Torres Junior destaca que o modelo da comunicação engajada é peça-chave para o próprio sucesso da implantação do sistema lean na gestão das organizações. Segundo o professor, muitas dificuldades enfrentadas na difusão completa do sistema surgem exatamente quando a dimensão comunicacional não é levada em conta. “Se o modelo de gestão ficar restrito ao operacional ou a certos setores da empresa, não se atinge o engajamento de todo o capital humano que permitirá um ganho exponencial na solução de problemas.”

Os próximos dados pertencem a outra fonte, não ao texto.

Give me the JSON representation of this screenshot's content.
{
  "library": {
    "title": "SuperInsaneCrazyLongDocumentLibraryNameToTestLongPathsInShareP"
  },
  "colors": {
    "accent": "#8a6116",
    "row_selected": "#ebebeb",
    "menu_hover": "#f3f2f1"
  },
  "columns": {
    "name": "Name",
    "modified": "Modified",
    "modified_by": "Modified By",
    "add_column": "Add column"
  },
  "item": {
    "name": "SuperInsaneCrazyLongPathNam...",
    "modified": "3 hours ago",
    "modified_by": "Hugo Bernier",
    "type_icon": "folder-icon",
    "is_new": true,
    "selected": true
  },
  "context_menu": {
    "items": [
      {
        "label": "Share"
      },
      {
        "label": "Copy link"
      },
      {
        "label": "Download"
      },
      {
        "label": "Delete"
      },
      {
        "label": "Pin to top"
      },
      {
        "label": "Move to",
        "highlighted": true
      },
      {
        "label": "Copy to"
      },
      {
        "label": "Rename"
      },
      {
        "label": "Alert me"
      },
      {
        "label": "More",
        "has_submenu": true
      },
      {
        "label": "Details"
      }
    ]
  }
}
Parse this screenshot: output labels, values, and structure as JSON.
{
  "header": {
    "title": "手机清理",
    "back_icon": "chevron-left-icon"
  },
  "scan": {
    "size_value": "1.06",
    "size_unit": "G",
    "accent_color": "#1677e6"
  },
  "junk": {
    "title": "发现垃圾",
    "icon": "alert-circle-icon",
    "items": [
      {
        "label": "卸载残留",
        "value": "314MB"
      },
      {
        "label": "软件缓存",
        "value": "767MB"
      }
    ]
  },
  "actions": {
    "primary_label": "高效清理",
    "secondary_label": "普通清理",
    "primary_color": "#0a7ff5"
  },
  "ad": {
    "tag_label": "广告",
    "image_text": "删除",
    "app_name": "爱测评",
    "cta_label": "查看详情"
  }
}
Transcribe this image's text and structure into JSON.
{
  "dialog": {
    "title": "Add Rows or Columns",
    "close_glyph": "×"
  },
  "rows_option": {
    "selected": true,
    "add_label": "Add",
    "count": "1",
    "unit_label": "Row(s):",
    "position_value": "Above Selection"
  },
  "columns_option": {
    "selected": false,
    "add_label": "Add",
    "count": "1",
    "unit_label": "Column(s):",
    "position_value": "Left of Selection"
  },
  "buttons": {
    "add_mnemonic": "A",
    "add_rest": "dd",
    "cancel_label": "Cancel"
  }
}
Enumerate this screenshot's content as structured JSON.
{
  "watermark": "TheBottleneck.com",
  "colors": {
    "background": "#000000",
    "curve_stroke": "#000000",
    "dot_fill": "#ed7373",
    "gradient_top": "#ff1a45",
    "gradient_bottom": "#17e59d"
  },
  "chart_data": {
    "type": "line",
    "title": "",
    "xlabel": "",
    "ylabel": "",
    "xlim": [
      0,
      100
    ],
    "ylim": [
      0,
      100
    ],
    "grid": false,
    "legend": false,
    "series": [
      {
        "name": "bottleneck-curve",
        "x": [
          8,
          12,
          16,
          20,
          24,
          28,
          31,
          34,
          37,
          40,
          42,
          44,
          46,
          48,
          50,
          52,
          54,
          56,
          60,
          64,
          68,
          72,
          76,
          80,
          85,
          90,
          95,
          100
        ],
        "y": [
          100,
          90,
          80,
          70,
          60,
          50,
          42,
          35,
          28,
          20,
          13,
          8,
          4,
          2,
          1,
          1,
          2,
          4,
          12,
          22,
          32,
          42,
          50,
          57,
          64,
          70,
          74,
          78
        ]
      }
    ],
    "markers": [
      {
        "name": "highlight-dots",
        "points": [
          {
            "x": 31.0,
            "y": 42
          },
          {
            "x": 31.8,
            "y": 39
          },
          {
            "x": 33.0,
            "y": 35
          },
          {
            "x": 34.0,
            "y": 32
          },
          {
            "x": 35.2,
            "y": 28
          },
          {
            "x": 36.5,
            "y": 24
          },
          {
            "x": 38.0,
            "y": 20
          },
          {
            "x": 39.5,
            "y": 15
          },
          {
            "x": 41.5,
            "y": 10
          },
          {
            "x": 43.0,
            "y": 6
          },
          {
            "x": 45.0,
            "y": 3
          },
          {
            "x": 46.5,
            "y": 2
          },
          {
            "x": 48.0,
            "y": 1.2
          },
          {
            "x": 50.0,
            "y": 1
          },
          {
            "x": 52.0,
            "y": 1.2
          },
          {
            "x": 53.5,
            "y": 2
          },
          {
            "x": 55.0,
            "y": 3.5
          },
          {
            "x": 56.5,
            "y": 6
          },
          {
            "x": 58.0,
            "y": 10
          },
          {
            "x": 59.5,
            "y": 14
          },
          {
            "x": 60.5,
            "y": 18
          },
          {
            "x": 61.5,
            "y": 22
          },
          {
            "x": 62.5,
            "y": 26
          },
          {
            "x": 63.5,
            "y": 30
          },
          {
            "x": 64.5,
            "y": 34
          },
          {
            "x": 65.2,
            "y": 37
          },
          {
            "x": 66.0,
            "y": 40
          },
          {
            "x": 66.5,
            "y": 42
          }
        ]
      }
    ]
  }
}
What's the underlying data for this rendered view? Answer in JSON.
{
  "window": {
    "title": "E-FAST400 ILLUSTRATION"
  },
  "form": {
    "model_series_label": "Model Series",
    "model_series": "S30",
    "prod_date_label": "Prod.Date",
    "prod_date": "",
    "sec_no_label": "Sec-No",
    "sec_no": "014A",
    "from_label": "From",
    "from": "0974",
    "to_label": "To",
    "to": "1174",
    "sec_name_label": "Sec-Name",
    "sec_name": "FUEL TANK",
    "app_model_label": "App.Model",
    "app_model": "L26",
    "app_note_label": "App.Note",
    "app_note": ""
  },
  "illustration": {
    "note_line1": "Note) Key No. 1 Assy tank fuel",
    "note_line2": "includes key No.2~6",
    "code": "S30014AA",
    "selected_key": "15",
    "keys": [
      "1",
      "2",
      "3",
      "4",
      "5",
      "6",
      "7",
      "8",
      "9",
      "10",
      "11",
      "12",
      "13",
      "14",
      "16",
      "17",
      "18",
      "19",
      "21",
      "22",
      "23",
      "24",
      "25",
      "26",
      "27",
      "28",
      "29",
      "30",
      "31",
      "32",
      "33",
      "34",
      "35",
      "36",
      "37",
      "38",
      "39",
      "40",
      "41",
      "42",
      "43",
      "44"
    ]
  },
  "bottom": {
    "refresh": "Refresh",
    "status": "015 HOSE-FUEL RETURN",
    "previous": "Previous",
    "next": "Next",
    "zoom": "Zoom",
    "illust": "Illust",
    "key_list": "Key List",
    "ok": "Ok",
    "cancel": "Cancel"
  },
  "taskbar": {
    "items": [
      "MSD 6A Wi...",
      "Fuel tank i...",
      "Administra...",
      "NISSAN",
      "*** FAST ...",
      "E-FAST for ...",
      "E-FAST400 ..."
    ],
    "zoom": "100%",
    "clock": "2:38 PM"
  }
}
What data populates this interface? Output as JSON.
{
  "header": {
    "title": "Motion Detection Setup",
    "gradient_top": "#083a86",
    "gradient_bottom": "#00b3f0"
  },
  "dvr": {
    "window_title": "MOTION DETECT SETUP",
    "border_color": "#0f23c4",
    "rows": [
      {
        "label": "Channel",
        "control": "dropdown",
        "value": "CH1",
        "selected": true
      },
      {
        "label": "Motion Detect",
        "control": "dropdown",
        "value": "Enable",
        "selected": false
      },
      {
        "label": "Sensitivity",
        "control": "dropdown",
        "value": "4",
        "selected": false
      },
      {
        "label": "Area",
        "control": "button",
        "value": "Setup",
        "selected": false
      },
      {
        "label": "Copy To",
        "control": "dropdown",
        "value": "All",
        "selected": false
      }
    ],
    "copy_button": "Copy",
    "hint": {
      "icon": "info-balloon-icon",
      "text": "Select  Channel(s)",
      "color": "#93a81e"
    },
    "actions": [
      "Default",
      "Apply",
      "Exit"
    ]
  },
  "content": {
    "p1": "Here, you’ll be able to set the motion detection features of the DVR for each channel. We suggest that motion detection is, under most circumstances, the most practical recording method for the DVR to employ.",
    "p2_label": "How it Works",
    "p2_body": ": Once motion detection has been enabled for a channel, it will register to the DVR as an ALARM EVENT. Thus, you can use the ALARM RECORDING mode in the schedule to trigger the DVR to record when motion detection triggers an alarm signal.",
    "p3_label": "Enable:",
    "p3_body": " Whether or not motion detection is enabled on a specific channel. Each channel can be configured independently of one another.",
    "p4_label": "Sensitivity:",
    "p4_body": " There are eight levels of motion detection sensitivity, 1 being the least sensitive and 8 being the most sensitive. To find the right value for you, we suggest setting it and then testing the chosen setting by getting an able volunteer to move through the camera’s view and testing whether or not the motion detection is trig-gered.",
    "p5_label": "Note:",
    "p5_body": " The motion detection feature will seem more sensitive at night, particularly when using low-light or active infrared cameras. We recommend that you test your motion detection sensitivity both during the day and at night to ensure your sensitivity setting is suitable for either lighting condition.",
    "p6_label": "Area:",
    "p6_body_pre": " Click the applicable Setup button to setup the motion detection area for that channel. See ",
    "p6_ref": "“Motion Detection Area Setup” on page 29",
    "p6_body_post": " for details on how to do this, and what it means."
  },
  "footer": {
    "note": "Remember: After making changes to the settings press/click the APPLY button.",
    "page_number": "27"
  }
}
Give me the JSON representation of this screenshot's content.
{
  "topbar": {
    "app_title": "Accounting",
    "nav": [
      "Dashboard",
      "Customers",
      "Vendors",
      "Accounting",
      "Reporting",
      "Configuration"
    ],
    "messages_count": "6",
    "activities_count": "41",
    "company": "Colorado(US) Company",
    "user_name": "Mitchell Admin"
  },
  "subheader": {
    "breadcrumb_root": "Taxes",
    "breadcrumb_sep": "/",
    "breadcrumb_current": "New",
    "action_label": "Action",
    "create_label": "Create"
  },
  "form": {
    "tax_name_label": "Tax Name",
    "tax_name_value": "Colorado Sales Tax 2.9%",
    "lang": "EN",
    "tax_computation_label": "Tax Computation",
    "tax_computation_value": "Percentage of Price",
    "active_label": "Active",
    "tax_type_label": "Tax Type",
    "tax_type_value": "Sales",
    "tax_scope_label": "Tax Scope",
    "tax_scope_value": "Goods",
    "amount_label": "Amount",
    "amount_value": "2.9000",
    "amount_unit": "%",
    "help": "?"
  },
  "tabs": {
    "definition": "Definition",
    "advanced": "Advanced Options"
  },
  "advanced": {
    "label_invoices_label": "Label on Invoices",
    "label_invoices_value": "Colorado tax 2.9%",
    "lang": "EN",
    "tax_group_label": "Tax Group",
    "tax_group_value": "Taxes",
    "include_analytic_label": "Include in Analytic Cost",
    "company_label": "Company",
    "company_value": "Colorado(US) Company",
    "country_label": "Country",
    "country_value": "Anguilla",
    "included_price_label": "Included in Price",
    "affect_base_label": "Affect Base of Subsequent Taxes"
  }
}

O professor Alvair Silveira Torres Junior – Foto: Reprodução/FEA-USP

Dessa forma, prossegue o docente, a construção da comunicação engajada abre espaço e motivação para o aprendizado e aplicação das técnicas lean. E esse processo não seria restrito a empresas, podendo ser o estímulo para mudanças e inovações em diversos organismos sociais. “No futuro, pretendemos investigar esse aspecto em políticas públicas, que centrariam sua concepção a partir da comunicação engajada dos problemas de comunidades entre população, gestores públicos e especialistas.”

Ainda de acordo com Torres Junior, que é colaborador do Lean Institute Brasil e investiga as várias dimensões do sistema lean desde o final dos anos 1990, apesar de uma série de estudos já ter se detido no sistema lean, esta é a primeira vez que o aspecto comunicacional do modelo é investigado. “O mérito de Possendoro é revelar essa dimensão que nem o próprio toyotismo comentou. Ele mostra aos líderes que esse trabalho na comunicação é essencial para o sucesso da gestão.”

Além de levantamento bibliográfico, a pesquisa foi feita a partir de uma série de entrevistas e estudos de caso de empresas que adotam o sistema lean, como o Instituto de Oncologia do Vale (IOV), uma rede de clínicas situada no Vale do Paraíba, no Estado de São Paulo, e o Grupo Wolpac, fabricante de equipamentos de controle de acesso, como catracas, portas automáticas e cancelas. “Falava-se muito em mudança de gestão, mas não havia um olhar para como essas mudanças dentro das empresas alterava os processos de comunicação”, explica Possendoro.

Comunicação Engajada, Um Novo Modelo de Comunicação Organizacional Focado em Revelar e Resolver Problemas, de Alexandre José Possendoro e Alvair Silveira Torres Junior, Editora LiberArs, 186 páginas, R$ 86,00.